Hessisches FG, Urteil vom 14.6.2022 – 3 K 1706/18, NZB eingelegt (Az. BFH I B 34/22)

ECLI:DE:FGHE:2022:0614.3K1706.18.00

Volltext des Urteils: BB-ONLINE BBL2022-2159-1

Leitsatz (des Kommentators)

Die Einführung des § 14 Abs. 4 KStG zur erfolgswirksamen Auflösung eines Ausgleichpostens durch das Jahressteuergesetz 2008 vom 20.12.2007 mit Wirkung auf Zeiträume vor 2008 erfolgte für Zeiträume vor 2007 (hier: 2005) mit unzulässiger (echter) Rückwirkung. Eine erfolgswirksame Auflösung eines Ausgleichspostens aufgrund Richtlinienrechts (hier: R 63 Abs. 2 und 3 KStR 2004) oder Gewohnheitsrechts aufgrund langjähriger Übung ist mangels gesetzlicher Grundlage (hier: für Zeiträume vor 2007) unzulässig.

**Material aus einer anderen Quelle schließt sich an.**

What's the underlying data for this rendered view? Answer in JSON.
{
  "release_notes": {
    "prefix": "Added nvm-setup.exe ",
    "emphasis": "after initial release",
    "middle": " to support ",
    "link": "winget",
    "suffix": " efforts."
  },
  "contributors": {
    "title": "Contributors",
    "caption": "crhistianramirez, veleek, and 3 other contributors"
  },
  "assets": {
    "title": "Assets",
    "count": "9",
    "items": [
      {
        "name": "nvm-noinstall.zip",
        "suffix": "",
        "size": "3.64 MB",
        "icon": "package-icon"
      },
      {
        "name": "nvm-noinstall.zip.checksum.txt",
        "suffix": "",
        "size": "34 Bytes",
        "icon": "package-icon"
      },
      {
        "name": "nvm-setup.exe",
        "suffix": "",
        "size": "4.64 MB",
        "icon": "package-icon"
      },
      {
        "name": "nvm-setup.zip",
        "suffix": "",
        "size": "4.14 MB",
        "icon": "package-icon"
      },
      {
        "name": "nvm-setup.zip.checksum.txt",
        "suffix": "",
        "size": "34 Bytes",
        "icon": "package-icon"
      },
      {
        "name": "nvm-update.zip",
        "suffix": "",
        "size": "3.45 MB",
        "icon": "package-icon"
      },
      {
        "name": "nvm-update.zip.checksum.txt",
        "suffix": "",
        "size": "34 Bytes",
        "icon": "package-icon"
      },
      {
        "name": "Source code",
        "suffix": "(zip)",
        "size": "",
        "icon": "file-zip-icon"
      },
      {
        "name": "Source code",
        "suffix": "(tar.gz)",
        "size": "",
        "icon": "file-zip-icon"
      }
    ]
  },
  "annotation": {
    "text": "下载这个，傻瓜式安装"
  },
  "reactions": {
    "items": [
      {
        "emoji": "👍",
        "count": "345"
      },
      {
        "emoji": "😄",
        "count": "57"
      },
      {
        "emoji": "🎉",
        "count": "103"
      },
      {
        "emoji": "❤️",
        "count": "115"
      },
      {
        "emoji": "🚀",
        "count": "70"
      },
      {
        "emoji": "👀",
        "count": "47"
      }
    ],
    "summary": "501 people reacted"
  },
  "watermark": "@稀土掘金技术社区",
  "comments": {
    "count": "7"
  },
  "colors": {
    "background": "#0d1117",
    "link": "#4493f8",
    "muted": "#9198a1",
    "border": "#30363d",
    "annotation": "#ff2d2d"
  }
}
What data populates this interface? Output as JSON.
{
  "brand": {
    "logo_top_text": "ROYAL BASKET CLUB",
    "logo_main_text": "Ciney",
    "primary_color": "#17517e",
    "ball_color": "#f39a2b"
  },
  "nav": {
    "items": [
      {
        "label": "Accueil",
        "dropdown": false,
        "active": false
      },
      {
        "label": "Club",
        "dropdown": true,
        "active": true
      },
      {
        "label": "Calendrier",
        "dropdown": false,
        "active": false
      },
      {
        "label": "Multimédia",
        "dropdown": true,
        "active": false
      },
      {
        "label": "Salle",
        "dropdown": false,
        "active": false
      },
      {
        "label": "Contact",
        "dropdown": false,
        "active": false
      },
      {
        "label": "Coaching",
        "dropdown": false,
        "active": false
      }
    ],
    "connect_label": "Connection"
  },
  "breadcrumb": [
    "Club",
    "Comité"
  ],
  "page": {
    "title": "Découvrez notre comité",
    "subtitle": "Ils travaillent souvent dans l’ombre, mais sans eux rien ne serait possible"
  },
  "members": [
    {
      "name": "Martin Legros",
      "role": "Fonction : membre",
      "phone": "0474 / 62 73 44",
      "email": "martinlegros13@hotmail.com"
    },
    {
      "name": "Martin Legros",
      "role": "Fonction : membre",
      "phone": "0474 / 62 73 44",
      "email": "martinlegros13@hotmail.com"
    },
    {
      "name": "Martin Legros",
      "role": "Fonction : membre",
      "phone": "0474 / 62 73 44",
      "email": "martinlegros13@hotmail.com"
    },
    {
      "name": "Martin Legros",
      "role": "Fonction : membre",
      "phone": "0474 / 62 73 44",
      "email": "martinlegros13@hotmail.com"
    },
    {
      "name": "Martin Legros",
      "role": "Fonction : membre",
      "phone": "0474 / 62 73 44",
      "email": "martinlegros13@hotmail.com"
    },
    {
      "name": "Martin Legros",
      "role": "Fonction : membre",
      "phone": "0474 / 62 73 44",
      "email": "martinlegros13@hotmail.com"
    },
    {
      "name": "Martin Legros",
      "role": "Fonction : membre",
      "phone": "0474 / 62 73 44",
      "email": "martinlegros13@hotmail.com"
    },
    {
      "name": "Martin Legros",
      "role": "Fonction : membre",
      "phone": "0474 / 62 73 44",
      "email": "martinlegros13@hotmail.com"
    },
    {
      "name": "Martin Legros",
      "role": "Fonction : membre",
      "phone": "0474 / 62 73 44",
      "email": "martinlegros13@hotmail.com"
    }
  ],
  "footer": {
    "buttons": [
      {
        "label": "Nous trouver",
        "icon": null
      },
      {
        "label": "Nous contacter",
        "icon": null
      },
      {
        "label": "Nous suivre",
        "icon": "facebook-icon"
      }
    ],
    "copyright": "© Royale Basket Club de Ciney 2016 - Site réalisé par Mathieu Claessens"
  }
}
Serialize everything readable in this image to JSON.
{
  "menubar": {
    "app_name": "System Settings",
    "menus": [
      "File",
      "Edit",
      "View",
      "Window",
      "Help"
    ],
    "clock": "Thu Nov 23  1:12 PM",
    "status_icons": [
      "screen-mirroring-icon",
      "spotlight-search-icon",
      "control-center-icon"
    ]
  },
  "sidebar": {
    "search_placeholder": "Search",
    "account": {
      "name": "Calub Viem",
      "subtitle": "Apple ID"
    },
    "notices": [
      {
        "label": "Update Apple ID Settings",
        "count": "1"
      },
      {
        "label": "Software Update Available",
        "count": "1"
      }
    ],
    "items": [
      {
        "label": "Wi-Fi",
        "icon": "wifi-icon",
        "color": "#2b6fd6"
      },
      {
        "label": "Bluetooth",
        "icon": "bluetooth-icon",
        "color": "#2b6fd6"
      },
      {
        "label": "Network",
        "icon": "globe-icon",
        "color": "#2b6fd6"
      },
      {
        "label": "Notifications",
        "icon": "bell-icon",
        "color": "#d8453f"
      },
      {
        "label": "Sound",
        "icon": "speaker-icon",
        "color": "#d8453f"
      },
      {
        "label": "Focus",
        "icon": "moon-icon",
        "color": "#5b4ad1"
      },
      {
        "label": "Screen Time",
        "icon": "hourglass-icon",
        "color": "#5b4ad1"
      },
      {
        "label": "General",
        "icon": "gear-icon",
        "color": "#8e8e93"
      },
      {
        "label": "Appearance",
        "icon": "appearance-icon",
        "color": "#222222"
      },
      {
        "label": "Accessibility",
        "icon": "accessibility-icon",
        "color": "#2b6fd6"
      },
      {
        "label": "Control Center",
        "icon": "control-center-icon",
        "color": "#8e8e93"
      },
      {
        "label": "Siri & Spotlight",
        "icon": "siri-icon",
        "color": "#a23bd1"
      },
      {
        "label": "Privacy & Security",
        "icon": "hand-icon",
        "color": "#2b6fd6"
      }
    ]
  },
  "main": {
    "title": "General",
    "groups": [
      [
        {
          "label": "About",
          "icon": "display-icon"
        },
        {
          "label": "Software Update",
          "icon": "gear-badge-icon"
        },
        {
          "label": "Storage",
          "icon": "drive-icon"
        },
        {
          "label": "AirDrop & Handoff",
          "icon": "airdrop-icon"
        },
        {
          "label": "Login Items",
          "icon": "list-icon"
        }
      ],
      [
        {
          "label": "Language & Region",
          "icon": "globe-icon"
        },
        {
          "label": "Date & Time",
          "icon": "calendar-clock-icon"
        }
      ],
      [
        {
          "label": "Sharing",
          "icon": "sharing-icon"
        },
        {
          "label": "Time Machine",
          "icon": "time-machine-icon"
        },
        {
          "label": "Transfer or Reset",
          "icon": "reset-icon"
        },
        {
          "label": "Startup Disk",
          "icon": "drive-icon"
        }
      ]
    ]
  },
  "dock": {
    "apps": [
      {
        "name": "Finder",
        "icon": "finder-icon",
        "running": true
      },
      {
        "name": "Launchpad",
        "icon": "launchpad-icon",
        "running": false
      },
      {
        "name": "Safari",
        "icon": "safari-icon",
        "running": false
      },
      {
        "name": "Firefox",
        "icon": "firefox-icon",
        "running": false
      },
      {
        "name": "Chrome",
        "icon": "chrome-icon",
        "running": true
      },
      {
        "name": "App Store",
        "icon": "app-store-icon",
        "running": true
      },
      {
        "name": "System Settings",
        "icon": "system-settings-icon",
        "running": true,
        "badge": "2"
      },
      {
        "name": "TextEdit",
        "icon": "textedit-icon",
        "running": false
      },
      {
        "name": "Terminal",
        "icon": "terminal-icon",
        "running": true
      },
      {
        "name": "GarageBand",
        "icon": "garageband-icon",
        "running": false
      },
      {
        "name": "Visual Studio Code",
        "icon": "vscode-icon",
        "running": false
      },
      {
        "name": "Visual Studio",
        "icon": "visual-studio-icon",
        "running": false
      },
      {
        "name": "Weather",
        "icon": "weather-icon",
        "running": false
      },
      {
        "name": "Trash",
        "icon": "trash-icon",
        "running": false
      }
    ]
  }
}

KStG § 14 Abs. 4, 34 Abs. 9 Nr. 5 i. d. Fassung d. JStG 2008; R 63 Abs. 2 und 3 KStR 2004 (entsprechend R 14.8 Abs. 2 und 3 KStR 2015)

Sachverhalt

Die Beteiligten streiten über die einkommenswirksame Auflösung eines passiven Ausgleichspostens, der im Rahmen eines Organschaftsverhältnisses gebildet wurde. Dem Rechtsstreit liegt im Wesentlichen folgender Sachverhalt zu Grunde:

Die Klägerin ist die Rechtsnachfolgerin der A KG. Die Klägerin ist im Bereich der Herstellung und des Vertriebs von Z Produkten, die im Zusammenhang mit den vorgenannten Erzeugnissen stehen oder ihrer Verarbeitung dienen, im In- und Ausland tätig. Entsprechendes galt im Streitzeitraum für die A KG. In gewerbesteuerlicher Hinsicht war der Beklagte (das Finanzamt) für die vorgenannte Gesellschaft zuständig; gleiches galt für die gesonderte und einheitliche Feststellung von Besteuerungsgrundlagen.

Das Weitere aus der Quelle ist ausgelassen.